Reddit link: reddit.com/…/a_word_about_private_attribution_in_…
it’s hilarious that they basically accused their entire user base too dumb to understand, so that’s why they didn’t say anything about it, while simultaneously thinking this wouldn’t explode in their faces. which was S-tier fucking dumb.
anyway, as others have said: librewolf ftw
dojan@lemmy.world 3 months ago
Oh, truly? Facebook happy with something that somehow respects people’s privacy and integrity? Perhaps instead it just shows that Mozilla is slipping. Because they have been, and at this rate it seems like they won’t stop. Sad to see.
That’s not good enough. If this thing needs to be present, the option should be there to toggle on, not off. I don’t opt-in to privacy in my bathroom or bedroom, the privacy is mine by default. I don’t have to announce to the world that I don’t want it peeking in.
simple@lemm.ee 3 months ago
This is my takeaway in general. The idea of this sounds fine, but the fact that they opted everyone into this experiment is really stupid considering a huge chunk of people use Firefox are privacy-conscious and care deeply about this stuff.
LouNeko@lemmy.world 3 months ago
Well you close and lock the door. So you kind of do opt-in. It’s just muscle memory at that point.
NuXCOM_90Percent@lemmy.zip 3 months ago
Honestly?
Yes, it is shitty.
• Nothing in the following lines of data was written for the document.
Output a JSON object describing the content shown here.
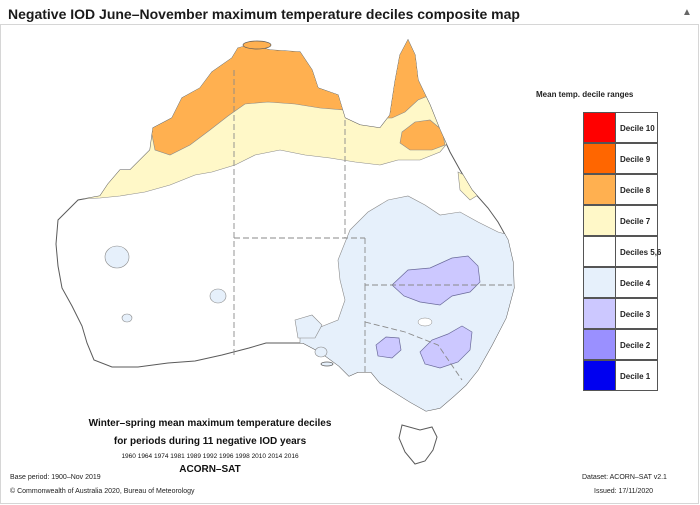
{
  "title": "Negative IOD June–November maximum temperature deciles composite map",
  "scroll_indicator": "chevron-up-icon",
  "legend": {
    "title": "Mean temp. decile ranges",
    "items": [
      {
        "label": "Decile 10",
        "color": "#ff0000"
      },
      {
        "label": "Decile 9",
        "color": "#ff6600"
      },
      {
        "label": "Decile 8",
        "color": "#ffb050"
      },
      {
        "label": "Decile 7",
        "color": "#fff8c8"
      },
      {
        "label": "Deciles 5,6",
        "color": "#ffffff"
      },
      {
        "label": "Decile 4",
        "color": "#e6f0fb"
      },
      {
        "label": "Decile 3",
        "color": "#ccc8ff"
      },
      {
        "label": "Decile 2",
        "color": "#9a90ff"
      },
      {
        "label": "Decile 1",
        "color": "#0000f0"
      }
    ]
  },
  "caption": {
    "line1": "Winter–spring mean maximum temperature deciles",
    "line2": "for periods during 11 negative IOD years",
    "years": "1960 1964 1974 1981 1989 1992 1996 1998 2010 2014 2016",
    "product": "ACORN–SAT"
  },
  "footer": {
    "base_period": "Base period: 1900–Nov 2019",
    "copyright": "© Commonwealth of Australia 2020, Bureau of Meteorology",
    "dataset": "Dataset: ACORN–SAT v2.1",
    "issued": "Issued: 17/11/2020"
  }
}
But if you at all care about privacy you should be monitoring your software anyway. You never know when a previously “good” companies will do something you disagree with
Zarxrax@lemmy.world 3 months ago
Isn’t privacy invasion (ie, cookies) already ON by default? What’s the difference?
isaaclyman@lemmy.world 3 months ago
Do we think anyone would actually opt in?
I’m not saying you’re wrong, just that making it an opt-in feature is probably seen in this case as equivalent to throwing the entire feature in the trash.
dojan@lemmy.world 3 months ago
You’re probably right, and that’s precisely the point. They’re wasting time and resources on something no one wants.